Match 4: Abyss vs. AJ Styles - Monster's Ball

What does Monster's Ball mean anymore? It used to mean the participants were held in solitary confinement prior to the match to let their inner monster out, but now it's just a hardcore match you get on free TV. Weapons encouraged but only Abyss thinks to bring a garbage can full of them. Cool opening sequence with a Phenomenal Forearm attempt to the outside being caught - chokeslam attempt - garbage can throw - flapjack throw over the ropes back into to the ring. Very little hardcore happens initially, most of it involving one steel chair (AJ goes head-first into a corner-propped chair). Shock Treatment gets a two-count. It's a nice move.
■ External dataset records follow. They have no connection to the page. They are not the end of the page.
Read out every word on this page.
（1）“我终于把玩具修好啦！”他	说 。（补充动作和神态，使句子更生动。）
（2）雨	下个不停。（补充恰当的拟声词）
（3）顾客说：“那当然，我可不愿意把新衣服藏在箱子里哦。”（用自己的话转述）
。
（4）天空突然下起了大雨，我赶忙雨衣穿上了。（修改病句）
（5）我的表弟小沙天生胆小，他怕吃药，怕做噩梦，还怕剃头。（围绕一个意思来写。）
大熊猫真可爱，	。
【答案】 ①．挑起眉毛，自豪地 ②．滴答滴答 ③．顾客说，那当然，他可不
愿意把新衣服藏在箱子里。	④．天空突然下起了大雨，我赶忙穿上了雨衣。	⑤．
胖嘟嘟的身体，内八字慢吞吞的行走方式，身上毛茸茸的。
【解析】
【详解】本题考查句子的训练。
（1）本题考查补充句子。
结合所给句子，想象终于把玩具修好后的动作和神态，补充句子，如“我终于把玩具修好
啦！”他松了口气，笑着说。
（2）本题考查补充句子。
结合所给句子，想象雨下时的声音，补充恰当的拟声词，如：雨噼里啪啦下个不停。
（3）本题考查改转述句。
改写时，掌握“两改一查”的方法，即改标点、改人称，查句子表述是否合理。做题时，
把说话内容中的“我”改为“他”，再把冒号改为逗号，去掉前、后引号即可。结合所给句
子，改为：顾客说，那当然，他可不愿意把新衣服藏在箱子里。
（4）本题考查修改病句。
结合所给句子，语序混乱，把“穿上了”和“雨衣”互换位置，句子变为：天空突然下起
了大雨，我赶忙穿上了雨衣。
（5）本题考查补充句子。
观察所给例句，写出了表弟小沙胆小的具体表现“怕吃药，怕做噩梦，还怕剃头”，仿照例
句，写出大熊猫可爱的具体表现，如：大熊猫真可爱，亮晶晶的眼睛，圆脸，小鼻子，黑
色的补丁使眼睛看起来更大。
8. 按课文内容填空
I wish someone would use it as their finisher.

Eventually, Abyss does bring out the thumbtacks, but before he can use them, Ric Flair comes out with Chelsea (remember Chelsea?) and demanding she take off her coat. Chelsea chants. Abyss grabs Chelsea away from the aged rapist, which allows AJ to get in a chair shot to the back, brass knuckle nut shot, and springboard crossbody into the tacks for the win. That was... not even five minutes. For a fucking Monster's Ball. Flair continues to kick Abyss while he's down.
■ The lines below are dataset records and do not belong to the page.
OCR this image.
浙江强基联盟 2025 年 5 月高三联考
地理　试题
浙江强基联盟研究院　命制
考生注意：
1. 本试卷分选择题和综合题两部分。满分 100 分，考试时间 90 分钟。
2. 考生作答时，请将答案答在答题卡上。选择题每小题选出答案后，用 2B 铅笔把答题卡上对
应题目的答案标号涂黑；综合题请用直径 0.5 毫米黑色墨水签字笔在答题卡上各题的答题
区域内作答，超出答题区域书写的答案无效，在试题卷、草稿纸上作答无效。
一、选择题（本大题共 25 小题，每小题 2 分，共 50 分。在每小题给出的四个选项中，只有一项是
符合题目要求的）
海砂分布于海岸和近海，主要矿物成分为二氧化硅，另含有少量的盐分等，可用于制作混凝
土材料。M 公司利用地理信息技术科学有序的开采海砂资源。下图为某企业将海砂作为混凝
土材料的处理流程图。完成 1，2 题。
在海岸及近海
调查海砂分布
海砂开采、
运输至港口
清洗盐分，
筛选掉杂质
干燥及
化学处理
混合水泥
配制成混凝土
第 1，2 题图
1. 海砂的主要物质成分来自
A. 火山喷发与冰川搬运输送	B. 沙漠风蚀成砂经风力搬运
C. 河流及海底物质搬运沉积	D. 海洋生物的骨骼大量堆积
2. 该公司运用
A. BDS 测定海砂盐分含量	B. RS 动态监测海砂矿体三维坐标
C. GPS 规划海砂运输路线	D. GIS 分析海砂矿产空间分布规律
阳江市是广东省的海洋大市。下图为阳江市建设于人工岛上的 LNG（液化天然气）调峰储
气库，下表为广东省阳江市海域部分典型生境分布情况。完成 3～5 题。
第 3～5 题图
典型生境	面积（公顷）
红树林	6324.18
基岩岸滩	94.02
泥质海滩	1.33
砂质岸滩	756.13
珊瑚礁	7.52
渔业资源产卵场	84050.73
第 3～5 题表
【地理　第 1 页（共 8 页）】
Match 5: Rob Van Dam (c) vs. Desmond Wolfe - for the World Heavyweight Championship

We're informed that this title shot was influenced by the fan vote that had Desmond Wolfe at number 1 (didn't Hulk Hogan decide the match earlier in the show, though?). He gets a jobber entrance. Sigh. Wolfe straight to the outside with a dropkick and takes control immediately, which is obviously just setting up for RVD to come back. Our friend the ticker says hello, talking about the Thursday night move, the top 3 vote getters for the poll so far being Wolfe, Hardy, and Anderson, the Hardy/Anderson match confirmed, and "still to come"... this match that's happening now. Should we give the ticker a name? It's had more appearances than Generation Me so far, so...
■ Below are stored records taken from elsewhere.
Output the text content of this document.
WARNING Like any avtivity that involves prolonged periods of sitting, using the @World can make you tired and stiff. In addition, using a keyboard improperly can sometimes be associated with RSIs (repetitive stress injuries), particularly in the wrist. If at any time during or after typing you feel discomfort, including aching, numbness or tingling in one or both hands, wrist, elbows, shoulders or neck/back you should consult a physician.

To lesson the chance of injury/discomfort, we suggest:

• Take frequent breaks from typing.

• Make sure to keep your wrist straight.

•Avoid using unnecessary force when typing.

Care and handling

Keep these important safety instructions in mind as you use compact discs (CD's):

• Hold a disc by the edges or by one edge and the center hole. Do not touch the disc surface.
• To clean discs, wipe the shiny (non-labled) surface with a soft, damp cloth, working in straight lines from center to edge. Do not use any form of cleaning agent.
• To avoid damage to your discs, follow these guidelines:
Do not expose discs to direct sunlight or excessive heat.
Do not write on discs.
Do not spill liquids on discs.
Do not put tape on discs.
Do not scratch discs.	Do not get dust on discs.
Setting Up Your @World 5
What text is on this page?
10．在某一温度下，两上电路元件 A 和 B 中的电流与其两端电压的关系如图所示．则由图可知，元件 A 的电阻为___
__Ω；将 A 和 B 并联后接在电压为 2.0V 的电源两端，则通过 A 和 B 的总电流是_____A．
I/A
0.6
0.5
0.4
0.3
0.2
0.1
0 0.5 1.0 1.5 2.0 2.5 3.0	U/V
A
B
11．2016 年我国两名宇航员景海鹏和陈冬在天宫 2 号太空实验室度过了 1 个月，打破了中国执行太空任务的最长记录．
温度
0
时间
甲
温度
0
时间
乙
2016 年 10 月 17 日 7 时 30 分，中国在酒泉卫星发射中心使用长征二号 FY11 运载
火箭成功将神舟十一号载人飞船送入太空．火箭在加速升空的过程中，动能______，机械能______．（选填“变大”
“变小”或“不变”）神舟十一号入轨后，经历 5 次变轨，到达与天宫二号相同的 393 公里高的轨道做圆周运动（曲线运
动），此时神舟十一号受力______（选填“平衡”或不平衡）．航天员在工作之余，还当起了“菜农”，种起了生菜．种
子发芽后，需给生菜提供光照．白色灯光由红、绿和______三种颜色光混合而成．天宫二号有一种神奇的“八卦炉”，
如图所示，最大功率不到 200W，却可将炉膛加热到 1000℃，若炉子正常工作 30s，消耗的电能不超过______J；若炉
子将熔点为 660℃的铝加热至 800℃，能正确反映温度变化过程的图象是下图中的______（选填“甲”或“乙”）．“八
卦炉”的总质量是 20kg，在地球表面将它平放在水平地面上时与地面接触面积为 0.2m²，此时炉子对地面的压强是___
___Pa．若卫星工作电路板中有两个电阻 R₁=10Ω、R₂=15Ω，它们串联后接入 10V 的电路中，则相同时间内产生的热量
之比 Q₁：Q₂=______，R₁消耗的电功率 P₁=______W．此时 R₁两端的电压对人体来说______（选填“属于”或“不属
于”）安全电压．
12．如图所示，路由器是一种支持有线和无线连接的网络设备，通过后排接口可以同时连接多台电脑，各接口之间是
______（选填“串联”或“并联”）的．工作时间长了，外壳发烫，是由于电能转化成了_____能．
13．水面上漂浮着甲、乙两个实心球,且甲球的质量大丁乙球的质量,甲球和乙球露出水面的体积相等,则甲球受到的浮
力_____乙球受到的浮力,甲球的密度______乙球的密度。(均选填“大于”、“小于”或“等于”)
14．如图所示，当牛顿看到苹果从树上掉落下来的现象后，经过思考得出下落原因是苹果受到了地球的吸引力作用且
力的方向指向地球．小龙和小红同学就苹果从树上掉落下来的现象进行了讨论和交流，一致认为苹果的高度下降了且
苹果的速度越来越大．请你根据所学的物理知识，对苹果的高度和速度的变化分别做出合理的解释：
RVD briefly takes control with a heel kick - his kicks look so smooth even now. Two failed Tower of London attempts (how long has it been since Wolfe hit that move for the finish??) lead quickly to a 5-Star Frog Splash for the pin and win. That was... a microscopic amount over 3 minutes, bell to bell. Shows how much they care about the fan favourite Desmond Wolfe... Then AJ Styles attacks RVD, effectively telling the fans "Stop caring about that loser in purple". We're on three burials tonight! And of course we cut away to "Where's Poochie Hogan?", where in today's episode, Hogan is tending to Jeff jarrett who's dealing with possible baseball bat-related injuries.

Hogan walks in and ignores his massive waste of pyro. Tenay name-drops WCW needlessly. Turns out we're not seeing that hot new signing tonight. Hogan babbles about what's real and what's damn real not real. Sting's here, and when asked "what makes you tick?" he says it's TNA. Oh, so that's why you choked out Dixie Carter. No sarcasm there - Dixie is part of the problem. He hates Hogan, and gets TNA chants by mentioning TNA. Sting name-drops WWF and WCW. "You've got no protection here", he says to a man with creative control. Hogan calls him out for continuing the feuds based on years ago, which is what's going on in this entire company at the moment. Hogan double dog dares Sting to hit him with the bat, but he's stopped by Jeff jarrett, who gets boos despite being nominally the face.

That sure was the last ever Monday Night Impact. It wasn't the best - in fact it was a real whimper to end on, full of burials and old guys jerking off their old glories. Who knows, maybe we'll get something better on Thursdays. Maybe not. See you then.